Dirty Beaches
Surprise, Alex Hungtai, Taiwanais de naissance et cerveau de Dirty Beaches, se présente flanqué d’un saxophoniste dont le béret, curieusement, rappelle Alan Vega. Le rapprochement n’est pas du au hasard et la présence de ce second musicien, allié à la démence créatrice de sa tête pensante, accentue le côté expérimental, génialement prenant, de Dirty Beaches. On pense bien sur à Suicide sur Horses, par exemple, mais l’exécution des morceaux de Badlands fait émerger une identité propre chez cette formation culte et justement adulée par la frange la plus décalée du public. La folie de l’univers créé subjugue et les balafres de saxo apportent un plus à ce set qui tient toutes ses promesses et bien plus, dont le seul « défaut » est finalement d’être trop court.
Dirty Beaches
Il ne s’en avère que plus notable encore et entre les dissonances de Highway king et la cadence associée à des vocaux affolés de Sweet 17, le show, minimal et magistral, produit un gros effet. Hungtai joue aussi un A hundred highways superbe, presque crooner et émaillé de scories noisy du plus bel effet, et dévoile l’immensité de son talent à un Club fourni et enthousiaste, on le serait à moins.
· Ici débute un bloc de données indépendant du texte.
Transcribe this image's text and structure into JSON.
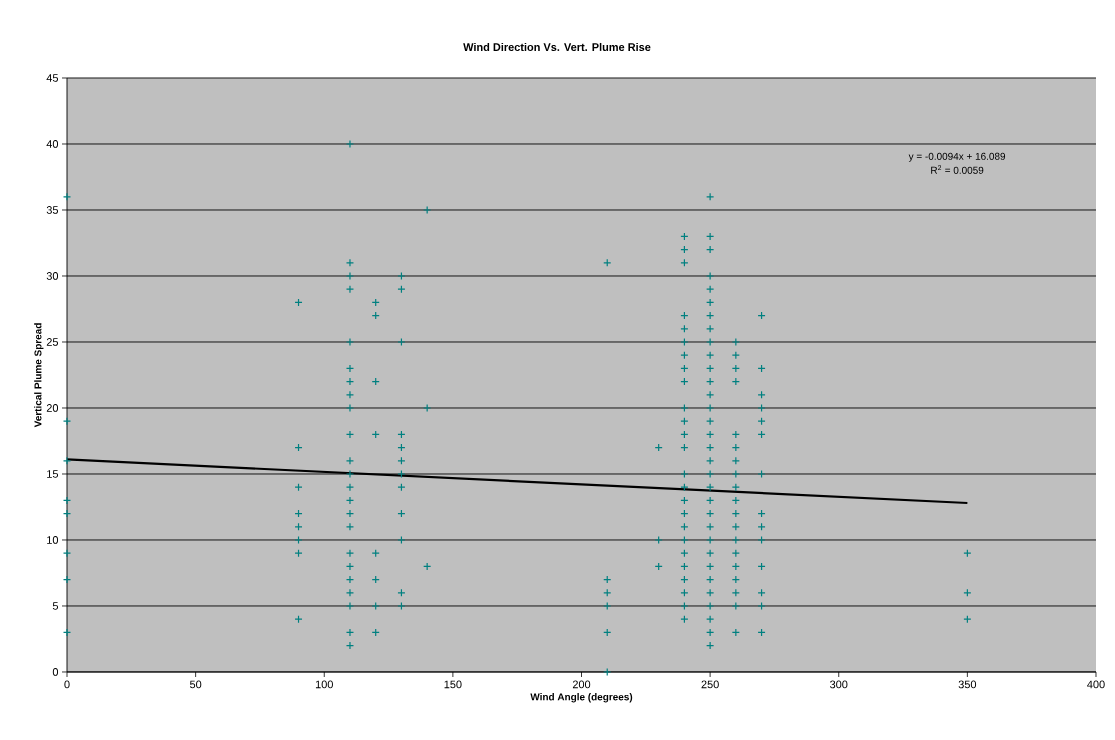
{
  "chart_data": {
    "type": "scatter",
    "title": "Wind Direction Vs. Vert. Plume Rise",
    "xlabel": "Wind Angle (degrees)",
    "ylabel": "Vertical Plume Spread",
    "xlim": [
      0,
      400
    ],
    "xticks": [
      0,
      50,
      100,
      150,
      200,
      250,
      300,
      350,
      400
    ],
    "ylim": [
      0,
      45
    ],
    "yticks": [
      0,
      5,
      10,
      15,
      20,
      25,
      30,
      35,
      40,
      45
    ],
    "grid": "y",
    "marker": "cross",
    "annotations": [
      "y = -0.0094x + 16.089",
      "R$^{2}$ = 0.0059"
    ],
    "series": [
      {
        "color": "#008080",
        "x": [
          0,
          0,
          0,
          0,
          0,
          0,
          0,
          0,
          90,
          90,
          90,
          90,
          90,
          90,
          90,
          90,
          110,
          110,
          110,
          110,
          110,
          110,
          110,
          110,
          110,
          110,
          110,
          110,
          110,
          110,
          110,
          110,
          110,
          110,
          110,
          110,
          110,
          110,
          110,
          120,
          120,
          120,
          120,
          120,
          120,
          120,
          120,
          130,
          130,
          130,
          130,
          130,
          130,
          130,
          130,
          130,
          130,
          130,
          130,
          140,
          140,
          140,
          210,
          210,
          210,
          210,
          210,
          210,
          230,
          230,
          230,
          240,
          240,
          240,
          240,
          240,
          240,
          240,
          240,
          240,
          240,
          240,
          240,
          240,
          240,
          240,
          240,
          240,
          240,
          240,
          240,
          240,
          240,
          240,
          240,
          240,
          250,
          250,
          250,
          250,
          250,
          250,
          250,
          250,
          250,
          250,
          250,
          250,
          250,
          250,
          250,
          250,
          250,
          250,
          250,
          250,
          250,
          250,
          250,
          250,
          250,
          250,
          250,
          250,
          250,
          250,
          250,
          250,
          260,
          260,
          260,
          260,
          260,
          260,
          260,
          260,
          260,
          260,
          260,
          260,
          260,
          260,
          260,
          260,
          260,
          260,
          260,
          270,
          270,
          270,
          270,
          270,
          270,
          270,
          270,
          270,
          270,
          270,
          270,
          270,
          270,
          350,
          350,
          350
        ],
        "values": [
          36,
          19,
          16,
          13,
          12,
          9,
          7,
          3,
          28,
          17,
          14,
          12,
          11,
          10,
          9,
          4,
          40,
          31,
          30,
          29,
          25,
          23,
          22,
          21,
          20,
          18,
          16,
          15,
          14,
          13,
          12,
          11,
          9,
          8,
          7,
          6,
          5,
          3,
          2,
          28,
          27,
          22,
          18,
          9,
          7,
          5,
          3,
          30,
          29,
          25,
          18,
          17,
          16,
          15,
          14,
          12,
          10,
          6,
          5,
          35,
          20,
          8,
          31,
          7,
          6,
          5,
          3,
          0,
          17,
          10,
          8,
          33,
          32,
          31,
          27,
          26,
          25,
          24,
          23,
          22,
          20,
          19,
          18,
          17,
          15,
          14,
          13,
          12,
          11,
          10,
          9,
          8,
          7,
          6,
          5,
          4,
          36,
          33,
          32,
          30,
          29,
          28,
          27,
          26,
          25,
          24,
          23,
          22,
          21,
          20,
          19,
          18,
          17,
          16,
          15,
          14,
          13,
          12,
          11,
          10,
          9,
          8,
          7,
          6,
          5,
          4,
          3,
          2,
          25,
          24,
          23,
          22,
          18,
          17,
          16,
          15,
          14,
          13,
          12,
          11,
          10,
          9,
          8,
          7,
          6,
          5,
          3,
          27,
          23,
          21,
          20,
          19,
          18,
          15,
          12,
          11,
          10,
          8,
          6,
          5,
          3,
          9,
          6,
          4
        ]
      },
      {
        "type": "line",
        "color": "#000000",
        "marker": "none",
        "x": [
          0,
          350
        ],
        "values": [
          16.1,
          12.8
        ]
      }
    ]
  }
}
Avec le superbe Lord knows best en fin de parcours, sans parler des autres morceaux offerts, la pertinence de sa présence et de son ouvrage est entièrement validée et le quidam peut, dans l’attente, s’installer provisoirement, la tête dans les étoiles, aux abords du bar du 106.
Cults
Arrivent ensuite Madeline Follin et Brian Oblivion soit Cults, affublés de trois musiciens, qui ne tardent pas à enflammer le public avec les imparables morceaux de son opus éponyme. Entre accents à la Ronettes, délicieux, et lézardes noisy à la manières des Raveonettes, Cults impose une belle dizaine de chansons de haute volée, dont le côté « déjà entendu » est vite masqué par la classe qui s’en dégage (Go outside et ses jolis sons) ou le bruitisme exalté d’un Abducted tubesque en diable. Décorée par des envolées de synthé sobres et d’un appoint certain (Go outside, encore, et plusieurs autres essais), l’atmosphère élaborée par les Américains prend, live, une ampleur estimable, et complète avec un peu plus de « sagesse » dans le ton la prestation de Dirty Beaches, pour rendre l’évènement immanquable. Très en verve, Madelline chante magnifiquement et transcende Bumper, aidé par son acolyte habituel et son clavier-guitariste, ou encore Never saw the point et l’intégralité du gig. Les compositions de l’album sont pour ainsi dire toutes optimales dans la qualité et enchantent leur monde par ce juste milieu trouvé entre mélodies soignées et dérapages plus « wild » et tout comme Dirty Beaches, la seule critique à émettre serait la brièveté du concert.
Cults
Qu’à cela ne tienne, le 106 nous a pour le coup et une fois encore gratifiés d’un moment exceptionnel, en attendant entre autres Zone Libre+Casey ou Herman Dune, inscrits aux festivités à venir de l’endroit.
Photos William Dumont.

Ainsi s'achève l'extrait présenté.